Salir almost always means to exit. When speaking of how things turn out (test results, for instance) then, it means, to turn out or to result in. In the preterite, salir also corresponds to the English expression using the verb to go -- how something went. In this respect, the Spanish verb ir (in the preterite, usually, but not exclusively) can also be used.
Let's examine a few sentences with salir in these senses:
1. Juan sale para Veracruz en dos días. (John is leaving for Veracruz in two days.) Note how the idea of exiting is involved, even if that verb is not used in English?
2. ¿Qué tal te fue el examen? (How'd the test go for you?) Note how the idea of things turning out well or badly is involved in this use of salir, in the preterite?

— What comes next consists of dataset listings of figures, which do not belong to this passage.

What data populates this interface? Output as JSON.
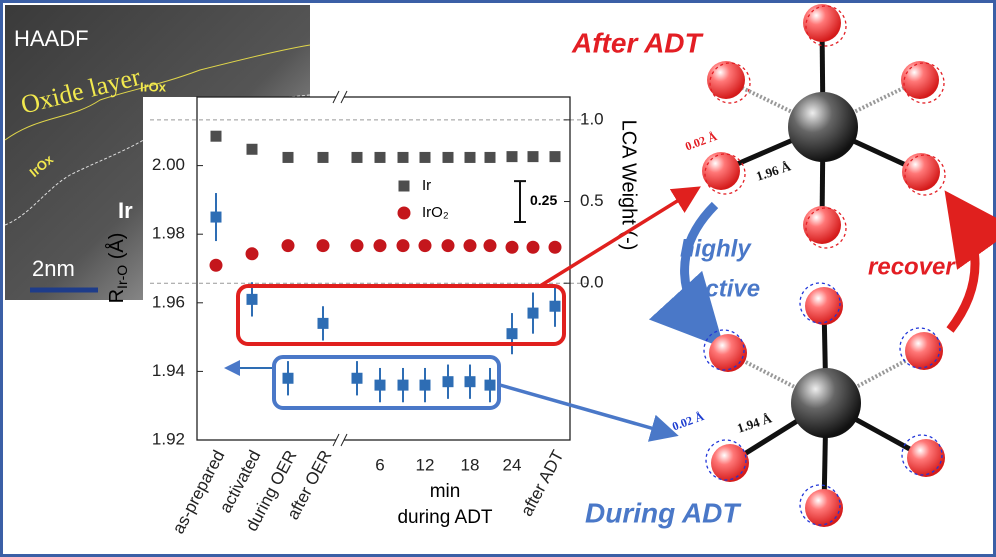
{
  "chart_data": {
    "type": "scatter",
    "categories": [
      "as-prepared",
      "activated",
      "during OER",
      "after OER",
      null,
      "6",
      null,
      "12",
      null,
      "18",
      null,
      "24",
      null,
      "after ADT"
    ],
    "x_label": [
      "min",
      "during ADT"
    ],
    "y_label": {
      "main": "R",
      "sub": "Ir-O",
      "unit": " (Å)"
    },
    "y2_label": "LCA Weight (-)",
    "ylim": [
      1.92,
      2.02
    ],
    "yticks": [
      1.92,
      1.94,
      1.96,
      1.98,
      {
        "value": 2.0,
        "label": "2.00"
      }
    ],
    "y2lim": [
      -0.96,
      1.14
    ],
    "y2ticks": [
      {
        "value": 0,
        "label": "0.0"
      },
      {
        "value": 0.5,
        "label": "0.5"
      },
      {
        "value": 1,
        "label": "1.0"
      }
    ],
    "y2_reference_lines": [
      0,
      1
    ],
    "scale_bar": 0.25,
    "series": [
      {
        "color": "#2e6db4",
        "marker": "square",
        "axis": "y",
        "values": [
          1.985,
          1.961,
          1.938,
          1.954,
          1.938,
          1.936,
          1.936,
          1.936,
          1.937,
          1.937,
          1.936,
          1.951,
          1.957,
          1.959
        ],
        "errors": [
          0.007,
          0.005,
          0.005,
          0.005,
          0.005,
          0.005,
          0.005,
          0.005,
          0.005,
          0.005,
          0.005,
          0.006,
          0.006,
          0.006
        ]
      },
      {
        "name": "Ir",
        "color": "#4d4d4d",
        "marker": "square",
        "axis": "y2",
        "values": [
          0.9,
          0.82,
          0.77,
          0.77,
          0.77,
          0.77,
          0.77,
          0.77,
          0.77,
          0.77,
          0.77,
          0.775,
          0.775,
          0.775
        ]
      },
      {
        "name": "IrO₂",
        "color": "#c4161c",
        "marker": "circle",
        "axis": "y2",
        "values": [
          0.11,
          0.18,
          0.23,
          0.23,
          0.23,
          0.23,
          0.23,
          0.23,
          0.23,
          0.23,
          0.23,
          0.22,
          0.22,
          0.22
        ]
      }
    ]
  },
  "inset": {
    "title": "HAADF",
    "layer": "Oxide layer",
    "oxide_1": "IrOx",
    "oxide_2": "IrOx",
    "metal": "Ir",
    "scale": "2nm"
  },
  "schematic": {
    "after": "After ADT",
    "during": "During ADT",
    "active_1": "highly",
    "active_2": "active",
    "recover": "recover",
    "after_shift": "0.02 Å",
    "after_bond": "1.96 Å",
    "during_shift": "0.02 Å",
    "during_bond": "1.94 Å"
  }
}
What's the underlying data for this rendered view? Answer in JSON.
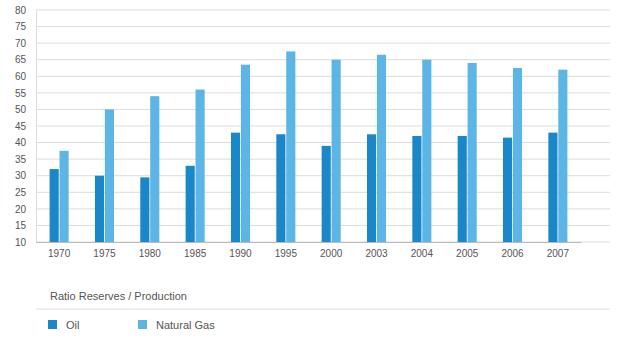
{
  "chart_data": {
    "type": "bar",
    "legend_title": "Ratio Reserves / Production",
    "categories": [
      "1970",
      "1975",
      "1980",
      "1985",
      "1990",
      "1995",
      "2000",
      "2003",
      "2004",
      "2005",
      "2006",
      "2007"
    ],
    "series": [
      {
        "name": "Oil",
        "color": "#1a87c9",
        "values": [
          32,
          30,
          29.5,
          33,
          43,
          42.5,
          39,
          42.5,
          42,
          42,
          41.5,
          43
        ]
      },
      {
        "name": "Natural Gas",
        "color": "#5cb5e4",
        "values": [
          37.5,
          50,
          54,
          56,
          63.5,
          67.5,
          65,
          66.5,
          65,
          64,
          62.5,
          62
        ]
      }
    ],
    "ylim": [
      10,
      80
    ],
    "yticks": [
      10,
      15,
      20,
      25,
      30,
      35,
      40,
      45,
      50,
      55,
      60,
      65,
      70,
      75,
      80
    ],
    "grid": true,
    "legend": "bottom"
  }
}
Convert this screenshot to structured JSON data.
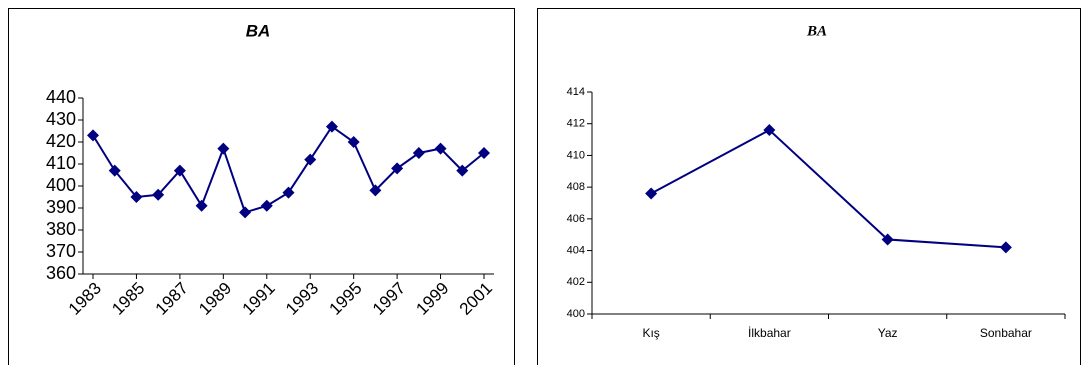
{
  "chart_data": [
    {
      "type": "line",
      "title": "BA",
      "categories": [
        "1983",
        null,
        "1985",
        null,
        "1987",
        null,
        "1989",
        null,
        "1991",
        null,
        "1993",
        null,
        "1995",
        null,
        "1997",
        null,
        "1999",
        null,
        "2001"
      ],
      "series": [
        {
          "name": "BA",
          "color": "#000080",
          "values": [
            423,
            407,
            395,
            396,
            407,
            391,
            417,
            388,
            391,
            397,
            412,
            427,
            420,
            398,
            408,
            415,
            417,
            407,
            415
          ]
        }
      ],
      "ylim": [
        360,
        440
      ],
      "yticks": [
        360,
        370,
        380,
        390,
        400,
        410,
        420,
        430,
        440
      ]
    },
    {
      "type": "line",
      "title": "BA",
      "categories": [
        "Kış",
        "İlkbahar",
        "Yaz",
        "Sonbahar"
      ],
      "series": [
        {
          "name": "BA",
          "color": "#000080",
          "values": [
            407.6,
            411.6,
            404.7,
            404.2
          ]
        }
      ],
      "ylim": [
        400,
        414
      ],
      "yticks": [
        400,
        402,
        404,
        406,
        408,
        410,
        412,
        414
      ]
    }
  ]
}
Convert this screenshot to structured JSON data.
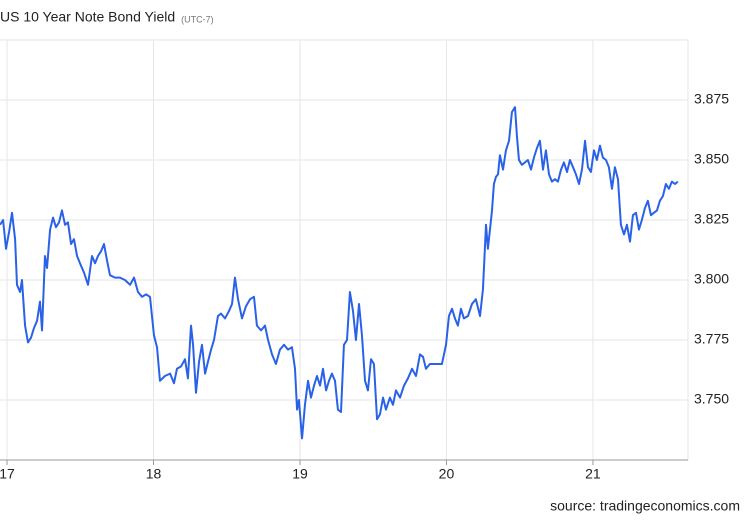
{
  "chart_data": {
    "type": "line",
    "title": "US 10 Year Note Bond Yield",
    "subtitle": "(UTC-7)",
    "source": "source: tradingeconomics.com",
    "color": "#2962e8",
    "grid": true,
    "xlim": [
      16.952,
      21.649
    ],
    "xticks": [
      17,
      18,
      19,
      20,
      21
    ],
    "ylim": [
      3.725,
      3.9
    ],
    "yticks": [
      {
        "value": 3.75,
        "label": "3.750"
      },
      3.775,
      {
        "value": 3.8,
        "label": "3.800"
      },
      3.825,
      {
        "value": 3.85,
        "label": "3.850"
      },
      3.875
    ],
    "x": [
      16.952,
      16.973,
      16.993,
      17.014,
      17.034,
      17.055,
      17.068,
      17.089,
      17.102,
      17.123,
      17.143,
      17.164,
      17.184,
      17.205,
      17.225,
      17.239,
      17.259,
      17.273,
      17.294,
      17.314,
      17.334,
      17.355,
      17.375,
      17.396,
      17.416,
      17.437,
      17.457,
      17.478,
      17.498,
      17.526,
      17.553,
      17.58,
      17.601,
      17.621,
      17.642,
      17.662,
      17.683,
      17.703,
      17.737,
      17.771,
      17.805,
      17.84,
      17.867,
      17.894,
      17.922,
      17.949,
      17.976,
      18.003,
      18.024,
      18.044,
      18.078,
      18.113,
      18.14,
      18.16,
      18.188,
      18.215,
      18.235,
      18.256,
      18.27,
      18.29,
      18.311,
      18.331,
      18.352,
      18.372,
      18.393,
      18.413,
      18.44,
      18.461,
      18.488,
      18.515,
      18.536,
      18.556,
      18.577,
      18.604,
      18.631,
      18.659,
      18.686,
      18.706,
      18.734,
      18.761,
      18.782,
      18.809,
      18.836,
      18.863,
      18.891,
      18.918,
      18.945,
      18.966,
      18.98,
      18.993,
      19.014,
      19.034,
      19.055,
      19.075,
      19.096,
      19.116,
      19.137,
      19.157,
      19.178,
      19.198,
      19.218,
      19.239,
      19.259,
      19.28,
      19.3,
      19.321,
      19.341,
      19.362,
      19.382,
      19.403,
      19.423,
      19.444,
      19.464,
      19.485,
      19.505,
      19.526,
      19.546,
      19.567,
      19.587,
      19.614,
      19.635,
      19.655,
      19.683,
      19.71,
      19.737,
      19.765,
      19.792,
      19.819,
      19.84,
      19.86,
      19.887,
      19.928,
      19.969,
      19.997,
      20.017,
      20.038,
      20.058,
      20.078,
      20.099,
      20.119,
      20.147,
      20.174,
      20.201,
      20.229,
      20.249,
      20.27,
      20.283,
      20.297,
      20.311,
      20.324,
      20.338,
      20.352,
      20.365,
      20.386,
      20.406,
      20.427,
      20.447,
      20.468,
      20.481,
      20.495,
      20.515,
      20.536,
      20.556,
      20.577,
      20.597,
      20.618,
      20.638,
      20.659,
      20.679,
      20.7,
      20.72,
      20.741,
      20.761,
      20.782,
      20.802,
      20.823,
      20.843,
      20.864,
      20.884,
      20.905,
      20.925,
      20.946,
      20.966,
      20.986,
      21.007,
      21.027,
      21.048,
      21.068,
      21.089,
      21.109,
      21.13,
      21.15,
      21.171,
      21.191,
      21.212,
      21.232,
      21.253,
      21.273,
      21.294,
      21.314,
      21.334,
      21.355,
      21.375,
      21.396,
      21.416,
      21.437,
      21.457,
      21.478,
      21.498,
      21.519,
      21.539,
      21.56,
      21.58
    ],
    "values": [
      3.823,
      3.825,
      3.813,
      3.82,
      3.828,
      3.817,
      3.798,
      3.795,
      3.8,
      3.781,
      3.774,
      3.776,
      3.78,
      3.783,
      3.791,
      3.779,
      3.81,
      3.805,
      3.821,
      3.826,
      3.822,
      3.824,
      3.829,
      3.823,
      3.824,
      3.815,
      3.817,
      3.81,
      3.807,
      3.803,
      3.798,
      3.81,
      3.807,
      3.81,
      3.812,
      3.815,
      3.808,
      3.802,
      3.801,
      3.801,
      3.8,
      3.798,
      3.801,
      3.795,
      3.793,
      3.794,
      3.793,
      3.777,
      3.772,
      3.758,
      3.76,
      3.761,
      3.757,
      3.763,
      3.764,
      3.767,
      3.759,
      3.781,
      3.773,
      3.753,
      3.766,
      3.773,
      3.761,
      3.766,
      3.771,
      3.775,
      3.785,
      3.786,
      3.784,
      3.787,
      3.79,
      3.801,
      3.792,
      3.784,
      3.789,
      3.792,
      3.793,
      3.781,
      3.779,
      3.781,
      3.775,
      3.769,
      3.765,
      3.771,
      3.773,
      3.771,
      3.772,
      3.763,
      3.746,
      3.75,
      3.734,
      3.748,
      3.758,
      3.751,
      3.756,
      3.76,
      3.756,
      3.763,
      3.754,
      3.758,
      3.761,
      3.758,
      3.746,
      3.745,
      3.773,
      3.775,
      3.795,
      3.787,
      3.775,
      3.79,
      3.777,
      3.758,
      3.754,
      3.767,
      3.765,
      3.742,
      3.744,
      3.751,
      3.746,
      3.751,
      3.748,
      3.754,
      3.751,
      3.756,
      3.759,
      3.763,
      3.76,
      3.769,
      3.768,
      3.763,
      3.765,
      3.765,
      3.765,
      3.773,
      3.785,
      3.788,
      3.784,
      3.781,
      3.788,
      3.784,
      3.785,
      3.79,
      3.792,
      3.785,
      3.796,
      3.823,
      3.813,
      3.821,
      3.829,
      3.84,
      3.843,
      3.844,
      3.852,
      3.846,
      3.854,
      3.858,
      3.87,
      3.872,
      3.86,
      3.85,
      3.848,
      3.849,
      3.85,
      3.846,
      3.851,
      3.855,
      3.858,
      3.846,
      3.854,
      3.844,
      3.841,
      3.842,
      3.841,
      3.846,
      3.849,
      3.845,
      3.85,
      3.847,
      3.844,
      3.84,
      3.846,
      3.858,
      3.847,
      3.845,
      3.854,
      3.85,
      3.856,
      3.851,
      3.85,
      3.847,
      3.838,
      3.847,
      3.842,
      3.823,
      3.819,
      3.823,
      3.816,
      3.827,
      3.828,
      3.821,
      3.825,
      3.83,
      3.833,
      3.827,
      3.828,
      3.829,
      3.833,
      3.835,
      3.84,
      3.838,
      3.841,
      3.84,
      3.841
    ]
  }
}
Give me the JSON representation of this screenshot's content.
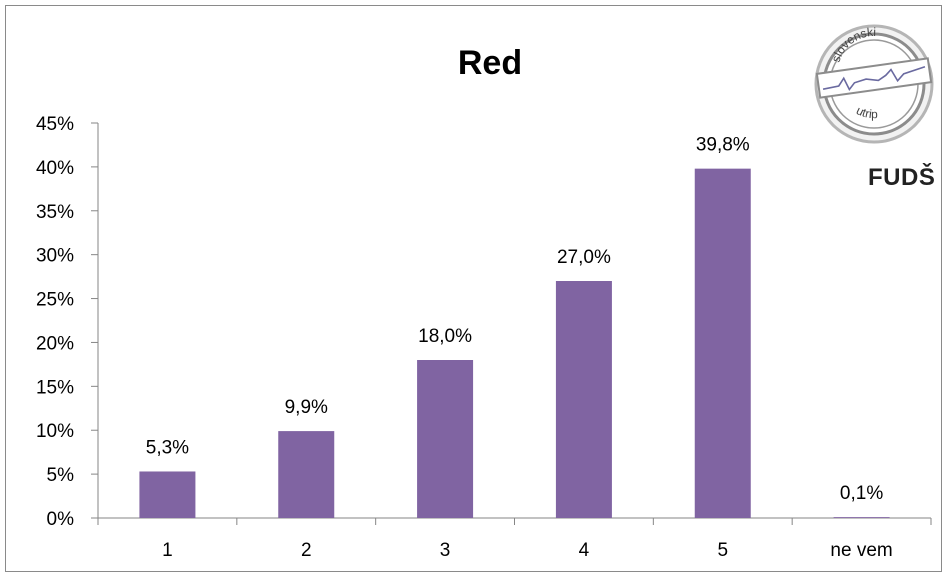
{
  "chart_data": {
    "type": "bar",
    "title": "Red",
    "categories": [
      "1",
      "2",
      "3",
      "4",
      "5",
      "ne vem"
    ],
    "values": [
      5.3,
      9.9,
      18.0,
      27.0,
      39.8,
      0.1
    ],
    "data_labels": [
      "5,3%",
      "9,9%",
      "18,0%",
      "27,0%",
      "39,8%",
      "0,1%"
    ],
    "y_ticks": [
      "0%",
      "5%",
      "10%",
      "15%",
      "20%",
      "25%",
      "30%",
      "35%",
      "40%",
      "45%"
    ],
    "ylim": [
      0,
      45
    ],
    "xlabel": "",
    "ylabel": "",
    "grid": false,
    "legend": "none",
    "bar_color": "#8064a2"
  },
  "logo": {
    "seal_top": "slovenski",
    "seal_bottom": "utrip",
    "wordmark": "FUDŠ"
  }
}
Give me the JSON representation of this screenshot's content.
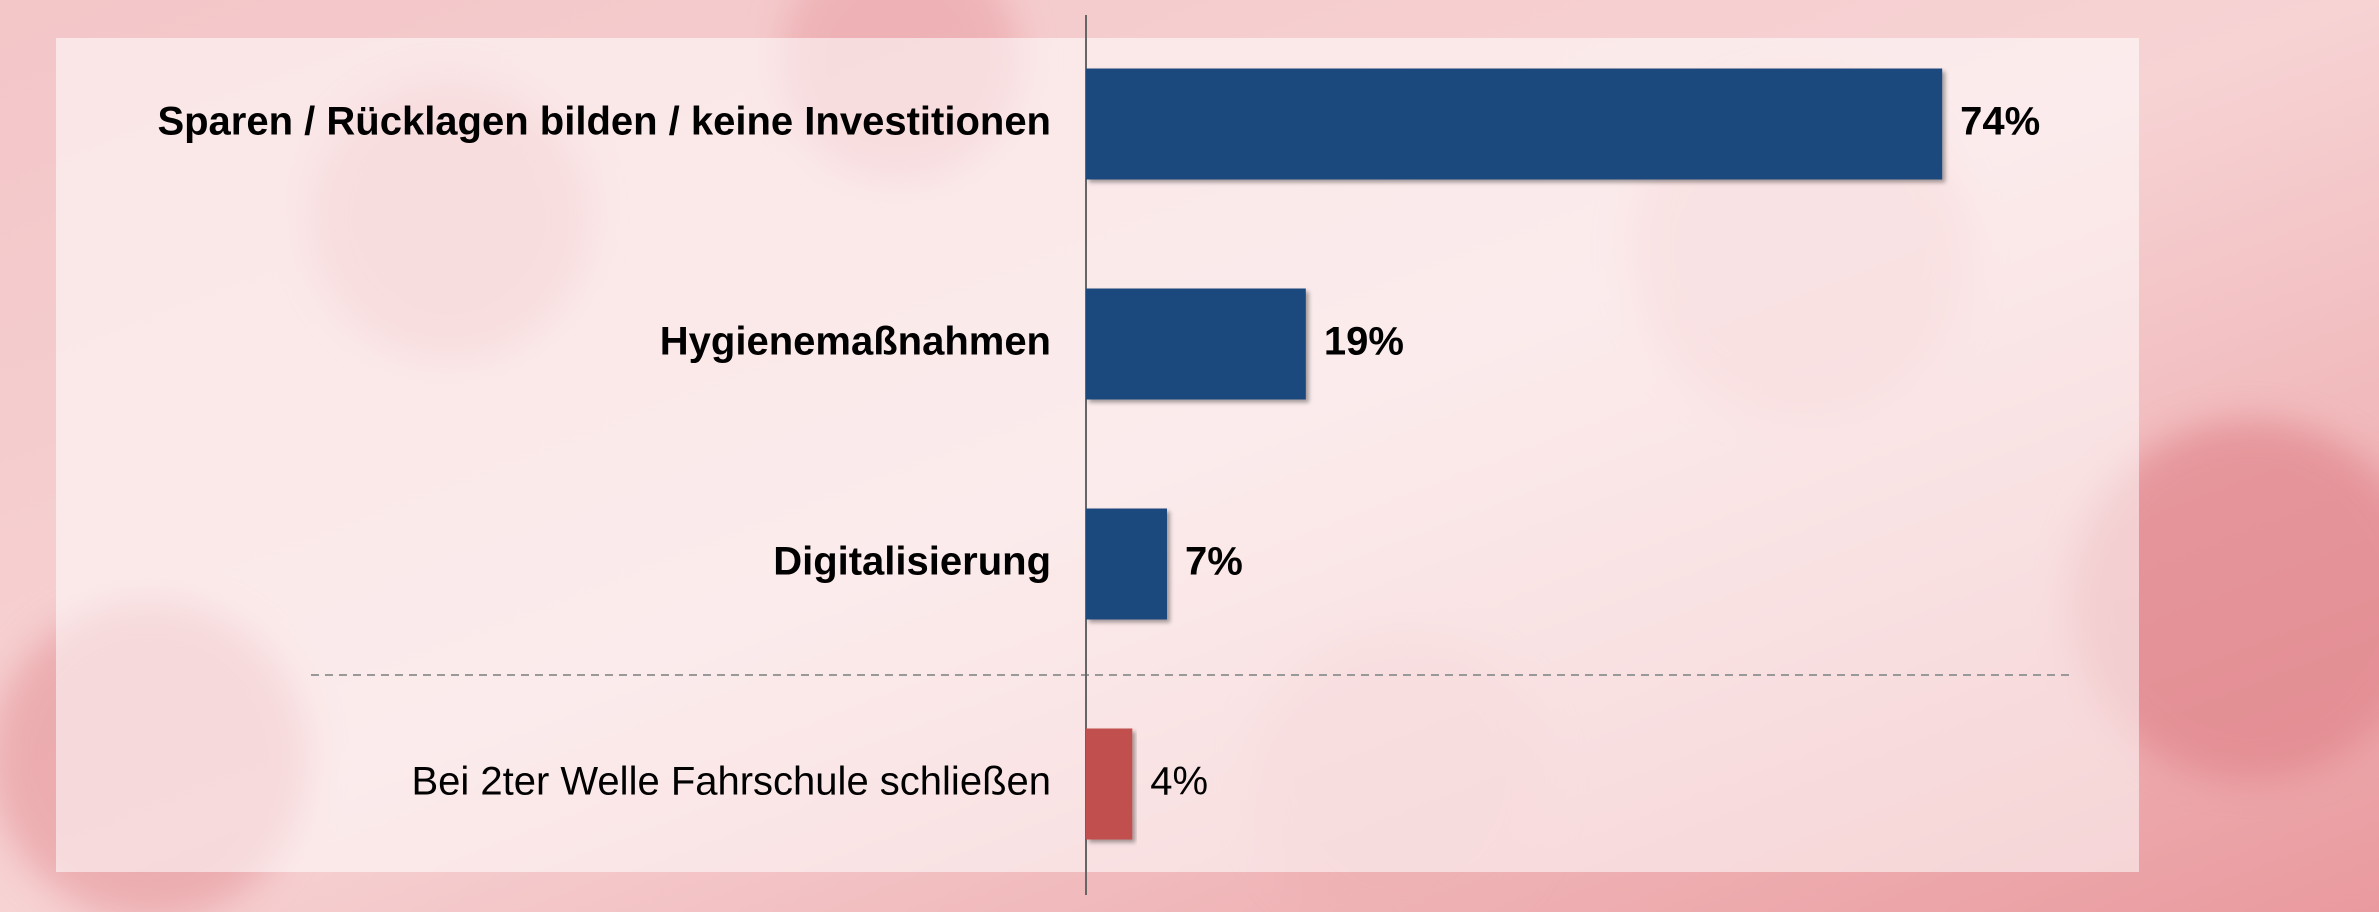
{
  "chart_data": {
    "type": "hbar",
    "categories": [
      "Sparen / Rücklagen bilden / keine Investitionen",
      "Hygienemaßnahmen",
      "Digitalisierung",
      "Bei 2ter Welle Fahrschule schließen"
    ],
    "values": [
      74,
      19,
      7,
      4
    ],
    "value_labels": [
      "74%",
      "19%",
      "7%",
      "4%"
    ],
    "color": "#1f497d",
    "colors": [
      "#1f497d",
      "#1f497d",
      "#1f497d",
      "#c0504d"
    ]
  }
}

3. Siempre salía mal de los exámenes hasta que me enseñaste el uso de salir. (I always did badly on tests until you taught me the use of salir.) Note how the imperfect of salir still carries the same idea as it does when used in the preterite, in this context -- this time, with the sense of things going well or badly in the past.
Salir, used with con, is the way one expresses the concept of going out with someone, including, but not limited to the English verb to date:
1. Juan sale con Teresa ahora. (John is dating Teresa nowadays.)
2. Los jefes salen con los ejecutivos para tomar los viernes. (The bosses go drinking with the CEOs on Fridays.)